TEMPO.CO, Jakarta - Bea Cukai Soekarno-Hatta, BKSDA Jakarta dan Balai Karantina Soekarno-Hatta menggagalkan upaya penyelundupan ekspor 3 ekor primata langka melalui barang bawaan penumpang tujuan Dubai, Uni Emirat Arab.
"Atas penindakan (ini), berhasil diamankan seorang pelaku Warga Negara Asing asal Mesir," kata Kepala KPU Bea dan Cukai Tipe C Soekarno-Hatta, Gatot Sugeng Wibowo dalam jumpa pers Jumat 30 Agustus 2024 di Kantor Bea Cukai Soekarno-Hatta.

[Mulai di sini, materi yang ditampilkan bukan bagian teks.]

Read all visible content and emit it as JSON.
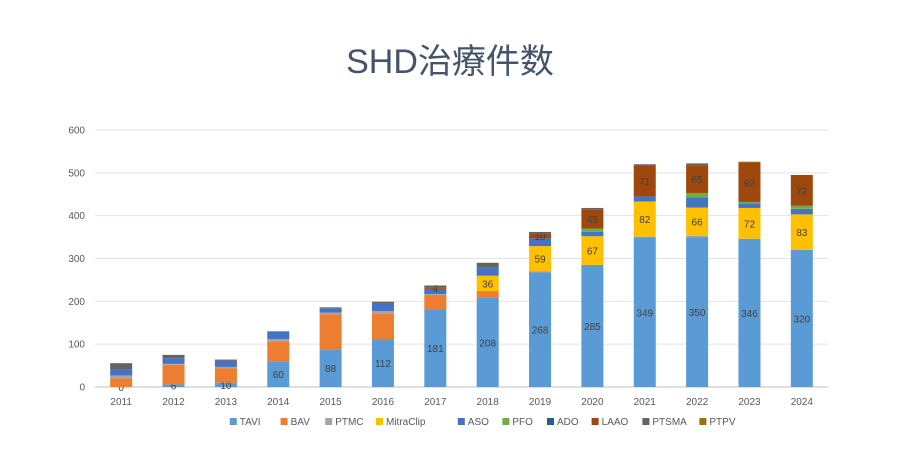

Menurut Gatot, penindakan yang dilakukan pada 29 Agustus 2024 bermula dari adanya informasi soal dugaan adanya upaya penyelundupan satwa primata melalui Bandara Soekarno-Hatta,
Petugas kemudian melakukan pemantauan dan mencurigai ada sebuah koper milik penumpang berinisial GMA, 36 tahun, dalam bagasi pesawat Emirates (EK-357) rute penerbangan Jakarta (CGK) – Dubai (DXB).
Saat dilakukan pemeriksaan terhadap koper itu, yang juga disaksikan oleh pemilliknya, didapati seekor primata jenis Owa Siamang (Symphalangus syndactylus) dan dua ekor Owa Ungko (hylobates agilis).

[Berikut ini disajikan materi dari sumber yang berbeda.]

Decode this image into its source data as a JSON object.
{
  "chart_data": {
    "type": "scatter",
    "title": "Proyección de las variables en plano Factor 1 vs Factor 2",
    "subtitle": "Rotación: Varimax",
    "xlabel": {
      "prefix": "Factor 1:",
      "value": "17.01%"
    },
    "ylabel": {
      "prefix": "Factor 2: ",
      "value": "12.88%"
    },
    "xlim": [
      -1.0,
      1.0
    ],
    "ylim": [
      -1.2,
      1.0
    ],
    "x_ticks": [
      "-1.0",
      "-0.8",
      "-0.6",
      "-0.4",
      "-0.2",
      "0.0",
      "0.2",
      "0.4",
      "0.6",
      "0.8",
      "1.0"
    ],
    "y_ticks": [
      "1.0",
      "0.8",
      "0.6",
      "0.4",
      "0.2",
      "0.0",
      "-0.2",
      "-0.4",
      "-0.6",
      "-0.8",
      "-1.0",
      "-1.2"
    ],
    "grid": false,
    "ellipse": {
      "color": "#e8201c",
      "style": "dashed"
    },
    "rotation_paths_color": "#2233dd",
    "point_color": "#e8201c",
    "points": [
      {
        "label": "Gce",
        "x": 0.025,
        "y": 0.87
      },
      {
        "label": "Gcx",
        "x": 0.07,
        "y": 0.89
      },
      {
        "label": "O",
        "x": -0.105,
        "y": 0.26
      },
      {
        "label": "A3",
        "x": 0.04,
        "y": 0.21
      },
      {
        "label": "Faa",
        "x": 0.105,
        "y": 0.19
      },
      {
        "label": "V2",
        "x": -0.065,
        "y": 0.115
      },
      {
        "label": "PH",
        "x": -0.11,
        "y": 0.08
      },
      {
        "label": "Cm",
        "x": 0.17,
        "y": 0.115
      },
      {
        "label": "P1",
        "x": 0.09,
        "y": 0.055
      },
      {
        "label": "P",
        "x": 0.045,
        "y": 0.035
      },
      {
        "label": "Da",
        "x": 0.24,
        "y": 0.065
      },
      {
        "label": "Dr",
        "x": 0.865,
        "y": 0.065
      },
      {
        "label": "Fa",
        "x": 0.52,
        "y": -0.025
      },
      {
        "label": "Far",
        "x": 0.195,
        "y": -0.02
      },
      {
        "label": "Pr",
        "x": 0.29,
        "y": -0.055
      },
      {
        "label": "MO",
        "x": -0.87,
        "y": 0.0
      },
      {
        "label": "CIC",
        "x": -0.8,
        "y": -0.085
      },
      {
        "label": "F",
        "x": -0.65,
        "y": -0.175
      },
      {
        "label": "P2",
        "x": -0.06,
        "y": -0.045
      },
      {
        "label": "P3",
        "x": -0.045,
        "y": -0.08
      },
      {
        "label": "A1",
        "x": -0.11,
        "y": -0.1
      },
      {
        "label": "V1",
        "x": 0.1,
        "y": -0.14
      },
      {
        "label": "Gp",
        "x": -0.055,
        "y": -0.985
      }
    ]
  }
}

Owa Siamang yang berwarna hitam itu usianya 3 bulan dan ditempatkan dalam kardus. Sedangkan dua bayi Owa Ungko berbulu coklat ditempatkan di sangkar bambu.Ketiga satwa langka itu ditemukan dalam koper berwarna krem.

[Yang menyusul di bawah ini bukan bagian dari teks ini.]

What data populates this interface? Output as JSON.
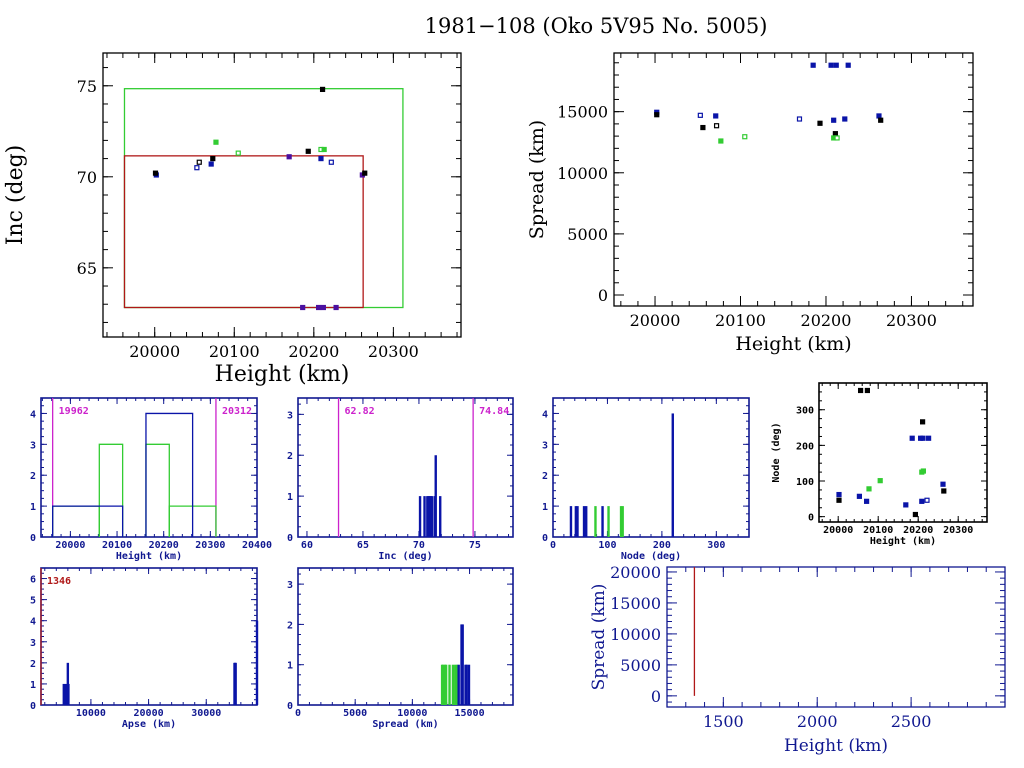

"Tiga satwa langka ini disembunyikan dalam kardus dan sangkar bambu serta disamarkan dengan makanan dan pakaian (false Concealment)," kata Gatot. Penumpang dan tiga satwa itu lantas dibawa ke Kantor Bea Cukai Soekarno-Hatta untuk pemeriksaan lebih lanjut.
Koper dan wadah yang digunakan dalam upaya penyelundupan 3 bayi primata langka oleh warga asing tujuan Dubai, Uni Emirat Arab, di Bandara Soekarno-Hatta, pada Kamis 29 Agustus 2024. FOTO: AYU CIPTA I TEMPO.
Kepala Bidang Penindakan dan Penyidikan Bea Cukai Soekarno-Hatta Zaky Firmansyah mengatakan, hewan primata tersebut kini terancam punah di habitatnya karena maraknya perburuan liar oleh manusia.
"Owa Siamang merupakan primata yang hidup di Indonesia wilayah Sumatera, memiliki ciri khas kantung di tenggorokkannya yang besar dan dapat mengembang serta mengeluarkan suara yang khas," kata Zaky.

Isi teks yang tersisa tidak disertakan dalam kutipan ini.